When I was a kid, I always dreamed of having sports cars and mansions and models and even private jets, basically a rich spoilt billionaire lifestyle. And now that I’m older, I realized how stupid it was of me to think my life could be ever like that. Now I dream of a mortgage free life, with no credit card bills, a secure source of income, a stable relationship and a peaceful weekend. Yeah, that is the dream now.
While there is nothing wrong with the latter, that was never the life I wanted. My quarrel with the world is how ruthlessly it killed my dream. How heartlessly the world broke it. I know many people will say “This is real life, get over it. You are not the only one with the problems.” I know I’m not the only one with problems, and I know what life is, but all I asked for was to be let down easy.
You know how they say to always be strong and never give up, well it is hard work. I felt exhausted with the constant fight, the always ‘stay strong’ bullshit. I deserved a day off, a day to be weak. I was tired of this. The only thing that kept me going was hope.
Having hope is good. Hope is what made me keep moving, but I had to limit my hopes otherwise, it all became so suffocating. Funny how that works. You should have hope but not too much or else you’ll realize how disappointing it all is. The world has a sadistic sense of humor. It enjoys your misery. It feeds on it. It stripped me off of all my morality, my decency, my compassion. I never wanted to become the man I am but I couldn’t be the same man and survive the world. This is when I lost it all, the feelings, the hope, the soul. That is what the world took away from me.

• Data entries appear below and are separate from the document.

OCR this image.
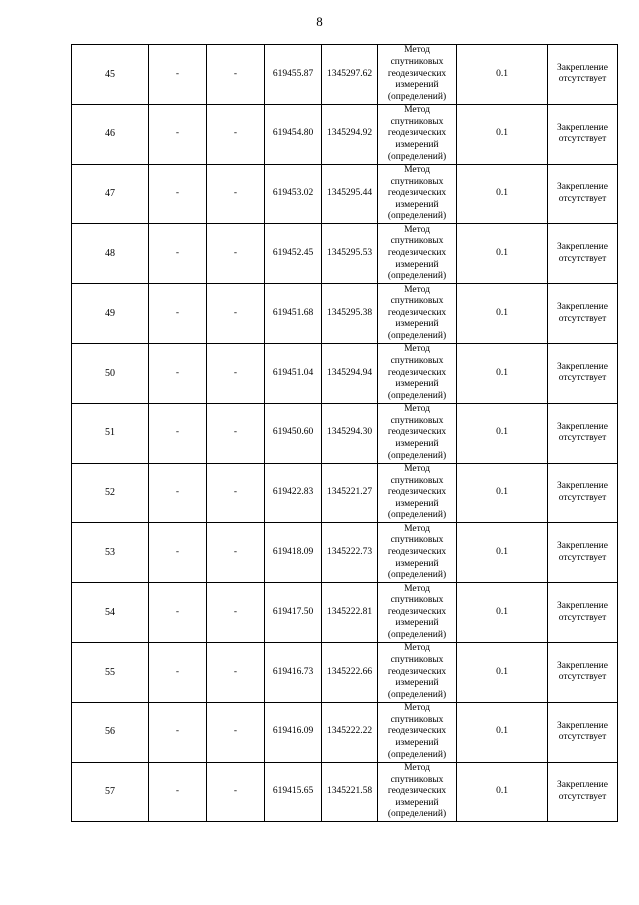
8
45	-	-	619455.87	1345297.62	Метод
спутниковых
геодезических
измерений
(определений)	0.1	Закрепление
отсутствует

46	-	-	619454.80	1345294.92	Метод
спутниковых
геодезических
измерений
(определений)	0.1	Закрепление
отсутствует

47	-	-	619453.02	1345295.44	Метод
спутниковых
геодезических
измерений
(определений)	0.1	Закрепление
отсутствует

48	-	-	619452.45	1345295.53	Метод
спутниковых
геодезических
измерений
(определений)	0.1	Закрепление
отсутствует

49	-	-	619451.68	1345295.38	Метод
спутниковых
геодезических
измерений
(определений)	0.1	Закрепление
отсутствует

50	-	-	619451.04	1345294.94	Метод
спутниковых
геодезических
измерений
(определений)	0.1	Закрепление
отсутствует

51	-	-	619450.60	1345294.30	Метод
спутниковых
геодезических
измерений
(определений)	0.1	Закрепление
отсутствует

52	-	-	619422.83	1345221.27	Метод
спутниковых
геодезических
измерений
(определений)	0.1	Закрепление
отсутствует

53	-	-	619418.09	1345222.73	Метод
спутниковых
геодезических
измерений
(определений)	0.1	Закрепление
отсутствует

54	-	-	619417.50	1345222.81	Метод
спутниковых
геодезических
измерений
(определений)	0.1	Закрепление
отсутствует

55	-	-	619416.73	1345222.66	Метод
спутниковых
геодезических
измерений
(определений)	0.1	Закрепление
отсутствует

56	-	-	619416.09	1345222.22	Метод
спутниковых
геодезических
измерений
(определений)	0.1	Закрепление
отсутствует

57	-	-	619415.65	1345221.58	Метод
спутниковых
геодезических
измерений
(определений)	0.1	Закрепление
отсутствует
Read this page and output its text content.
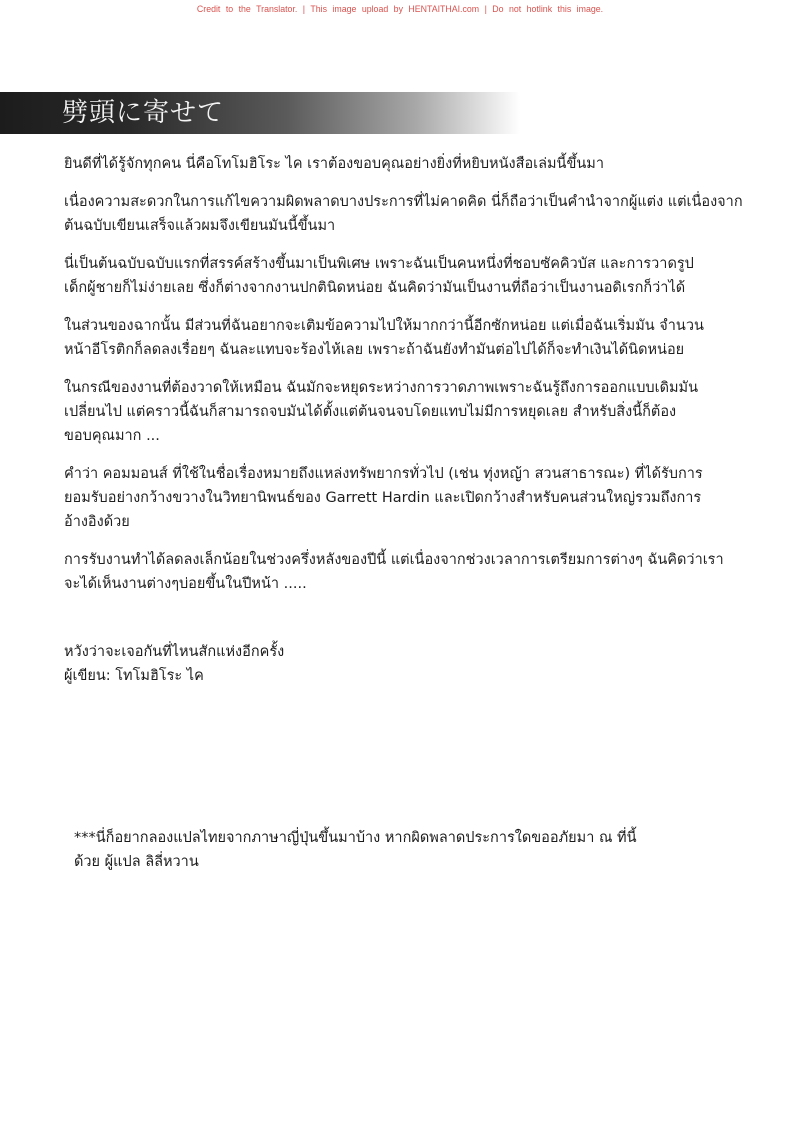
Credit to the Translator. | This image upload by HENTAITHAI.com | Do not hotlink this image.
劈頭に寄せて

ยินดีที่ได้รู้จักทุกคน นี่คือโทโมฮิโระ ไค เราต้องขอบคุณอย่างยิ่งที่หยิบหนังสือเล่มนี้ขึ้นมา

เนื่องความสะดวกในการแก้ไขความผิดพลาดบางประการที่ไม่คาดคิด นี่ก็ถือว่าเป็นคำนำจากผู้แต่ง แต่เนื่องจาก
ต้นฉบับเขียนเสร็จแล้วผมจึงเขียนมันนี้ขึ้นมา

นี่เป็นต้นฉบับฉบับแรกที่สรรค์สร้างขึ้นมาเป็นพิเศษ เพราะฉันเป็นคนหนึ่งที่ชอบซัคคิวบัส และการวาดรูป
เด็กผู้ชายก็ไม่ง่ายเลย ซึ่งก็ต่างจากงานปกตินิดหน่อย ฉันคิดว่ามันเป็นงานที่ถือว่าเป็นงานอดิเรกก็ว่าได้

ในส่วนของฉากนั้น มีส่วนที่ฉันอยากจะเติมข้อความไปให้มากกว่านี้อีกซักหน่อย แต่เมื่อฉันเริ่มมัน จำนวน
หน้าอีโรติกก็ลดลงเรื่อยๆ ฉันละแทบจะร้องไห้เลย เพราะถ้าฉันยังทำมันต่อไปได้ก็จะทำเงินได้นิดหน่อย

ในกรณีของงานที่ต้องวาดให้เหมือน ฉันมักจะหยุดระหว่างการวาดภาพเพราะฉันรู้ถึงการออกแบบเดิมมัน
เปลี่ยนไป แต่คราวนี้ฉันก็สามารถจบมันได้ตั้งแต่ต้นจนจบโดยแทบไม่มีการหยุดเลย สำหรับสิ่งนี้ก็ต้อง
ขอบคุณมาก ...

คำว่า คอมมอนส์ ที่ใช้ในชื่อเรื่องหมายถึงแหล่งทรัพยากรทั่วไป (เช่น ทุ่งหญ้า สวนสาธารณะ) ที่ได้รับการ
ยอมรับอย่างกว้างขวางในวิทยานิพนธ์ของ Garrett Hardin และเปิดกว้างสำหรับคนส่วนใหญ่รวมถึงการ
อ้างอิงด้วย

การรับงานทำได้ลดลงเล็กน้อยในช่วงครึ่งหลังของปีนี้ แต่เนื่องจากช่วงเวลาการเตรียมการต่างๆ ฉันคิดว่าเรา
จะได้เห็นงานต่างๆบ่อยขึ้นในปีหน้า .....

หวังว่าจะเจอกันที่ไหนสักแห่งอีกครั้ง
ผู้เขียน: โทโมฮิโระ ไค
***นี่ก็อยากลองแปลไทยจากภาษาญี่ปุ่นขึ้นมาบ้าง หากผิดพลาดประการใดขออภัยมา ณ ที่นี้
ด้วย ผู้แปล ลิลี่หวาน
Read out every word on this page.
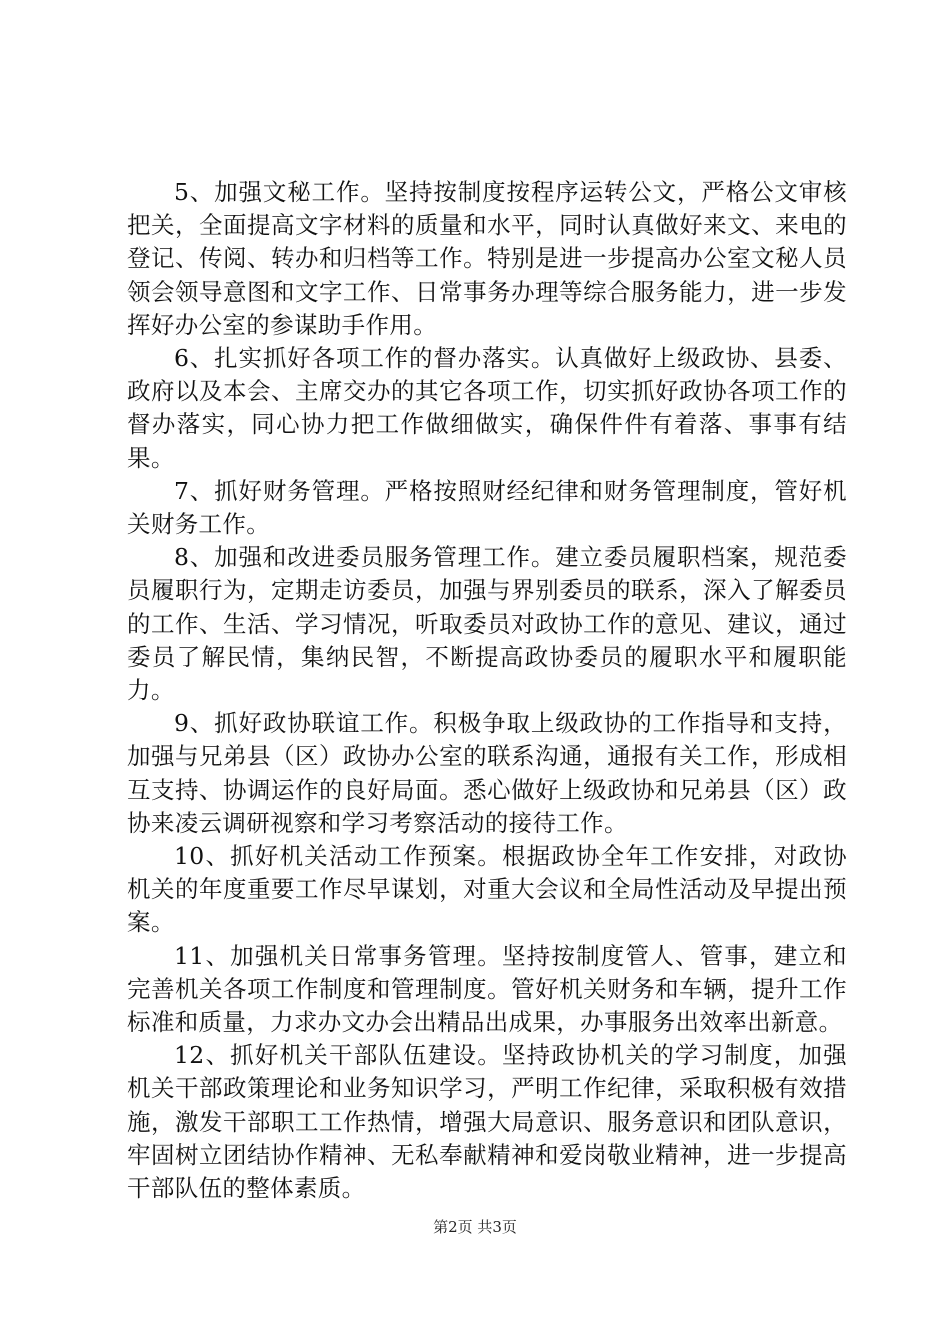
5、加强文秘工作。坚持按制度按程序运转公文，严格公文审核把关，全面提高文字材料的质量和水平，同时认真做好来文、来电的登记、传阅、转办和归档等工作。特别是进一步提高办公室文秘人员领会领导意图和文字工作、日常事务办理等综合服务能力，进一步发挥好办公室的参谋助手作用。

6、扎实抓好各项工作的督办落实。认真做好上级政协、县委、政府以及本会、主席交办的其它各项工作，切实抓好政协各项工作的督办落实，同心协力把工作做细做实，确保件件有着落、事事有结果。

7、抓好财务管理。严格按照财经纪律和财务管理制度，管好机关财务工作。

8、加强和改进委员服务管理工作。建立委员履职档案，规范委员履职行为，定期走访委员，加强与界别委员的联系，深入了解委员的工作、生活、学习情况，听取委员对政协工作的意见、建议，通过委员了解民情，集纳民智，不断提高政协委员的履职水平和履职能力。

9、抓好政协联谊工作。积极争取上级政协的工作指导和支持，加强与兄弟县（区）政协办公室的联系沟通，通报有关工作，形成相互支持、协调运作的良好局面。悉心做好上级政协和兄弟县（区）政协来凌云调研视察和学习考察活动的接待工作。

10、抓好机关活动工作预案。根据政协全年工作安排，对政协机关的年度重要工作尽早谋划，对重大会议和全局性活动及早提出预案。

11、加强机关日常事务管理。坚持按制度管人、管事，建立和完善机关各项工作制度和管理制度。管好机关财务和车辆，提升工作标准和质量，力求办文办会出精品出成果，办事服务出效率出新意。

12、抓好机关干部队伍建设。坚持政协机关的学习制度，加强机关干部政策理论和业务知识学习，严明工作纪律，采取积极有效措施，激发干部职工工作热情，增强大局意识、服务意识和团队意识，牢固树立团结协作精神、无私奉献精神和爱岗敬业精神，进一步提高干部队伍的整体素质。

第2页 共3页
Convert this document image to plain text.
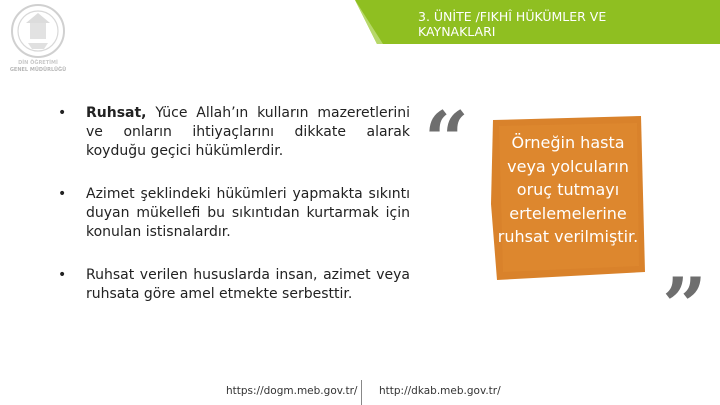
DİN ÖĞRETİMİ
GENEL MÜDÜRLÜĞÜ
3. ÜNİTE /FIKHÎ HÜKÜMLER VE KAYNAKLARI
• Ruhsat, Yüce Allah’ın kulların mazeretlerini ve onların ihtiyaçlarını dikkate alarak koyduğu geçici hükümlerdir.
• Azimet şeklindeki hükümleri yapmakta sıkıntı duyan mükellefi bu sıkıntıdan kurtarmak için konulan istisnalardır.
• Ruhsat verilen hususlarda insan, azimet veya ruhsata göre amel etmekte serbesttir.
“	Örneğin hasta veya yolcuların oruç tutmayı ertelemelerine ruhsat verilmiştir.
”
https://dogm.meb.gov.tr/ http://dkab.meb.gov.tr/
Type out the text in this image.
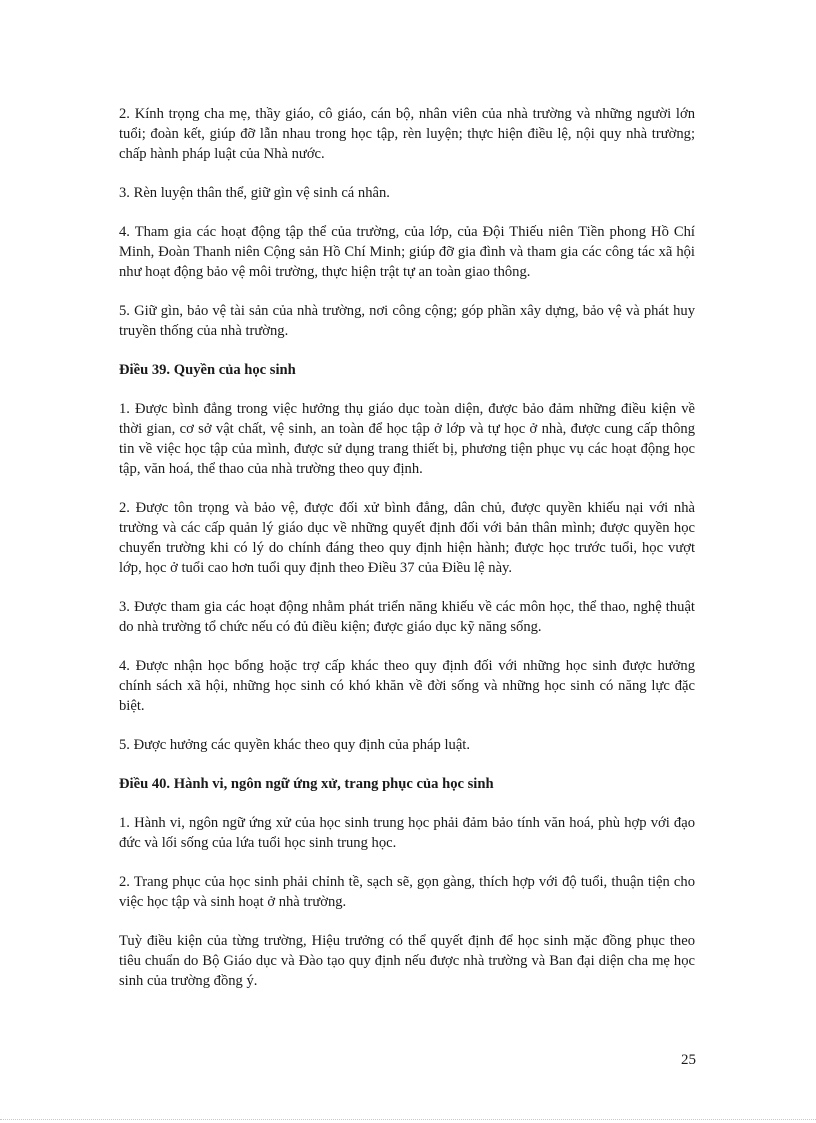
2. Kính trọng cha mẹ, thầy giáo, cô giáo, cán bộ, nhân viên của nhà trường và những người lớn tuổi; đoàn kết, giúp đỡ lẫn nhau trong học tập, rèn luyện; thực hiện điều lệ, nội quy nhà trường; chấp hành pháp luật của Nhà nước.

3. Rèn luyện thân thể, giữ gìn vệ sinh cá nhân.

4. Tham gia các hoạt động tập thể của trường, của lớp, của Đội Thiếu niên Tiền phong Hồ Chí Minh, Đoàn Thanh niên Cộng sản Hồ Chí Minh; giúp đỡ gia đình và tham gia các công tác xã hội như hoạt động bảo vệ môi trường, thực hiện trật tự an toàn giao thông.

5. Giữ gìn, bảo vệ tài sản của nhà trường, nơi công cộng; góp phần xây dựng, bảo vệ và phát huy truyền thống của nhà trường.

Điều 39. Quyền của học sinh

1. Được bình đẳng trong việc hưởng thụ giáo dục toàn diện, được bảo đảm những điều kiện về thời gian, cơ sở vật chất, vệ sinh, an toàn để học tập ở lớp và tự học ở nhà, được cung cấp thông tin về việc học tập của mình, được sử dụng trang thiết bị, phương tiện phục vụ các hoạt động học tập, văn hoá, thể thao của nhà trường theo quy định.

2. Được tôn trọng và bảo vệ, được đối xử bình đẳng, dân chủ, được quyền khiếu nại với nhà trường và các cấp quản lý giáo dục về những quyết định đối với bản thân mình; được quyền học chuyển trường khi có lý do chính đáng theo quy định hiện hành; được học trước tuổi, học vượt lớp, học ở tuổi cao hơn tuổi quy định theo Điều 37 của Điều lệ này.

3. Được tham gia các hoạt động nhằm phát triển năng khiếu về các môn học, thể thao, nghệ thuật do nhà trường tổ chức nếu có đủ điều kiện; được giáo dục kỹ năng sống.

4. Được nhận học bổng hoặc trợ cấp khác theo quy định đối với những học sinh được hưởng chính sách xã hội, những học sinh có khó khăn về đời sống và những học sinh có năng lực đặc biệt.

5. Được hưởng các quyền khác theo quy định của pháp luật.

Điều 40. Hành vi, ngôn ngữ ứng xử, trang phục của học sinh

1. Hành vi, ngôn ngữ ứng xử của học sinh trung học phải đảm bảo tính văn hoá, phù hợp với đạo đức và lối sống của lứa tuổi học sinh trung học.

2. Trang phục của học sinh phải chỉnh tề, sạch sẽ, gọn gàng, thích hợp với độ tuổi, thuận tiện cho việc học tập và sinh hoạt ở nhà trường.

Tuỳ điều kiện của từng trường, Hiệu trưởng có thể quyết định để học sinh mặc đồng phục theo tiêu chuẩn do Bộ Giáo dục và Đào tạo quy định nếu được nhà trường và Ban đại diện cha mẹ học sinh của trường đồng ý.

25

I feel it is easier to not to care. The constant disappointment and hopelessness were killing me. You can stay strong and feel every bit of it or not feel anything at all. I changed into something I’m not proud of but this man can go toe to toe with the world. Sure the world is much stronger and I’ve been knocked down before, repeatedly. But I am tougher than ever, impervious to pain, to suffering. I don’t feel any of it. I think this is what people mean when they say I changed. They look for someone who once had feelings or compassion, not this man. This man doesn’t care. This man doesn’t love. This man wears a smile to show the world that he is still the same person but deep down he knows he left a big part of him behind.
This is the reason I can’t love or can’t have a family of my own. Because a family requires a man who cares, has a heart, who loves. I try to show the people around me that I’m the same man but the truth is I barely recognize myself. So I started to pretend, pretending to feel, pretending to have fun. I even pretend to enjoy with my friends now but I can see it in their eyes that they know I’m not the same person they once knew. But they don’t say anything. Perhaps they know why. Perhaps they changed too.
In my opinion, when people ask you to grow up, this is what the actually mean. Because a child has feelings for everything. That is why it is so easy to hurt a child. Because he trusts without doubt. Granted he gets hurt a lot, but at least he gets to feel what many of us haven’t felt in years.
Sometimes the old me tries to come back. Sometimes I feel happy. But then I realize how fragile it all is and I can’t be that way. That is when I change to this man. The man without hope or feelings, tough. Ready to fight the world.